To my knowledge and at the time of my investigation, it was then Fuqra’s “modus operandi” not to carry out their terrorist operation near where they resided or where their camps were located. In fact, their planning went on in one location, their training in another and their criminal activities in still another location.

I have no knowledge of Fuqra’s recent activities or whether or not they still engaged in terrorist activities. I can state, however, that evidence in my custody at one time, revealed that much of their terrorist activity planning, such as murders, took place many years before those activities were actually carried out.

 

Mauro: Why did the FBI interfere with the Colorado State investigation? Did they give any reasoning?

 

Fenger: In June 1991, the Denver FBI officials and I met with then-Colorado Governor Roy Romer. At that meeting, the FBI advised the Governor that “Washington D.C.” was pulling them out of the Fuqra investigation.

At the Governor’s request, I continued the investigation on my own, several months later teaming up with the Colorado Attorney General’s investigators to help me execute numerous search warrants for bank records. I continued to spearhead the investigation.

Fuqra evidence, which came from the Astrozon storage locker [raided in 1989], was still held in the FBI’s custody. The FBI only gave me limited access to this evidence until a year later, when I finally obtained all of it. After turning over all the Astrozon storage locker material, the FBI re-joined our team for the raid in October 1992.

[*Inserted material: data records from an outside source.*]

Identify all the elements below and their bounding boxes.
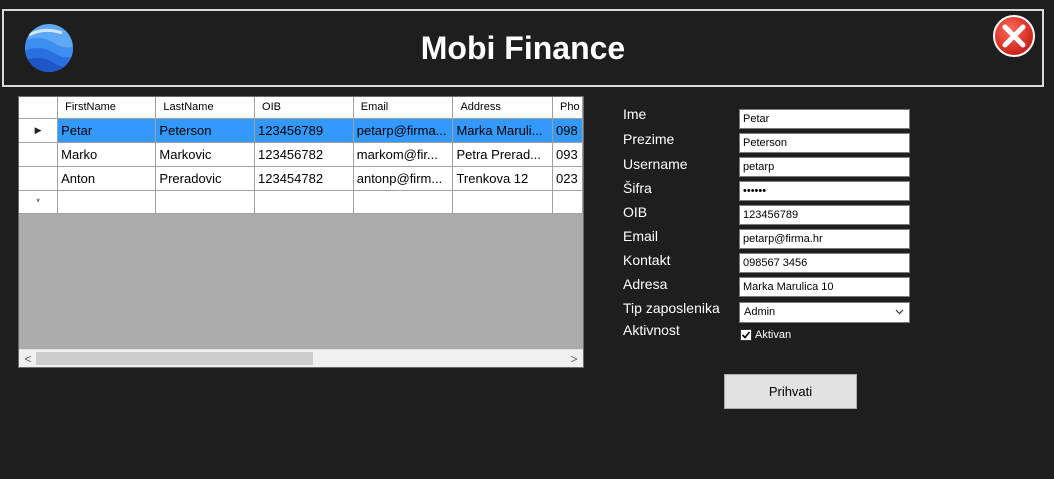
grid-header-row: FirstName LastName OIB Email Address Pho (19, 97, 583, 119)
column-header-lastname[interactable]: LastName (155, 97, 256, 119)
label-adresa: Adresa (623, 276, 668, 292)
new-row-cell[interactable] (353, 190, 454, 214)
label-tip-zaposlenika: Tip zaposlenika (623, 300, 720, 316)
adresa-field[interactable] (739, 277, 910, 297)
employees-grid[interactable]: FirstName LastName OIB Email Address Pho… (18, 96, 584, 368)
chevron-down-icon (895, 309, 904, 315)
email-field[interactable] (739, 229, 910, 249)
checkmark-icon (741, 331, 751, 339)
table-cell[interactable]: Preradovic (155, 166, 256, 191)
table-row[interactable]: Anton Preradovic 123454782 antonp@firm..… (19, 166, 583, 191)
scroll-right-icon[interactable]: > (567, 352, 581, 366)
table-cell[interactable]: 123456789 (254, 118, 354, 143)
ime-field[interactable] (739, 109, 910, 129)
label-username: Username (623, 156, 688, 172)
table-cell[interactable]: Petar (57, 118, 157, 143)
table-cell[interactable]: Peterson (155, 118, 256, 143)
app-title: Mobi Finance (420, 30, 626, 66)
new-row-asterisk-icon: * (36, 196, 40, 207)
table-cell[interactable]: 123456782 (254, 142, 354, 167)
horizontal-scrollbar[interactable]: < > (19, 349, 583, 367)
kontakt-field[interactable] (739, 253, 910, 273)
table-cell[interactable]: Markovic (155, 142, 256, 167)
row-header-new[interactable]: * (19, 190, 59, 214)
password-field[interactable] (739, 181, 910, 201)
table-cell[interactable]: Petra Prerad... (452, 142, 554, 167)
table-cell[interactable]: markom@fir... (353, 142, 454, 167)
label-kontakt: Kontakt (623, 252, 671, 268)
table-row[interactable]: ▶ Petar Peterson 123456789 petarp@firma.… (19, 118, 583, 143)
table-cell[interactable]: 093 (552, 142, 583, 167)
scrollbar-thumb[interactable] (36, 352, 313, 365)
table-cell[interactable]: Anton (57, 166, 157, 191)
label-sifra: Šifra (623, 180, 652, 196)
table-cell[interactable]: petarp@firma... (353, 118, 454, 143)
label-oib: OIB (623, 204, 648, 220)
new-row-cell[interactable] (452, 190, 554, 214)
table-cell[interactable]: 023 (552, 166, 583, 191)
checkbox-box[interactable] (740, 329, 752, 342)
label-email: Email (623, 228, 659, 244)
new-row-cell[interactable] (155, 190, 256, 214)
column-header-firstname[interactable]: FirstName (57, 97, 157, 119)
label-ime: Ime (623, 106, 647, 122)
label-aktivnost: Aktivnost (623, 322, 680, 338)
grid-corner-cell[interactable] (19, 97, 59, 119)
table-cell[interactable]: Marka Maruli... (452, 118, 554, 143)
column-header-phone[interactable]: Pho (552, 97, 583, 119)
tip-zaposlenika-select[interactable]: Admin (739, 302, 910, 323)
table-row[interactable]: Marko Markovic 123456782 markom@fir... P… (19, 142, 583, 167)
aktivan-checkbox[interactable]: Aktivan (740, 329, 792, 342)
column-header-email[interactable]: Email (353, 97, 454, 119)
aktivan-label: Aktivan (755, 329, 792, 342)
prezime-field[interactable] (739, 133, 910, 153)
column-header-address[interactable]: Address (452, 97, 554, 119)
label-prezime: Prezime (623, 131, 675, 147)
current-row-arrow-icon: ▶ (34, 124, 42, 135)
username-field[interactable] (739, 157, 910, 177)
table-cell[interactable]: Marko (57, 142, 157, 167)
table-cell[interactable]: Trenkova 12 (452, 166, 554, 191)
prihvati-button[interactable]: Prihvati (724, 374, 857, 409)
new-row-cell[interactable] (57, 190, 157, 214)
new-row-cell[interactable] (552, 190, 583, 214)
new-row-cell[interactable] (254, 190, 354, 214)
header-panel: Mobi Finance (2, 9, 1044, 87)
row-header[interactable] (19, 166, 59, 191)
new-row[interactable]: * (19, 190, 583, 214)
scroll-left-icon[interactable]: < (21, 352, 35, 366)
row-header[interactable] (19, 142, 59, 167)
table-cell[interactable]: 123454782 (254, 166, 354, 191)
close-icon[interactable] (992, 14, 1036, 58)
row-header-current[interactable]: ▶ (19, 118, 59, 143)
tip-zaposlenika-value: Admin (744, 306, 776, 318)
table-cell[interactable]: antonp@firm... (353, 166, 454, 191)
column-header-oib[interactable]: OIB (254, 97, 354, 119)
table-cell[interactable]: 098 (552, 118, 583, 143)
oib-field[interactable] (739, 205, 910, 225)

Subsequent to that event, the CIA requested me to meet with them in Washington D.C. to give them an update on my investigation. It was then that the FBI tried to prevent me from going. They contacted my boss, the Associate Director and my Department Director, in order to stop me from cooperating with the CIA. I have no idea why! Both of my directions continued to support me in cooperating with the CIA, which I did.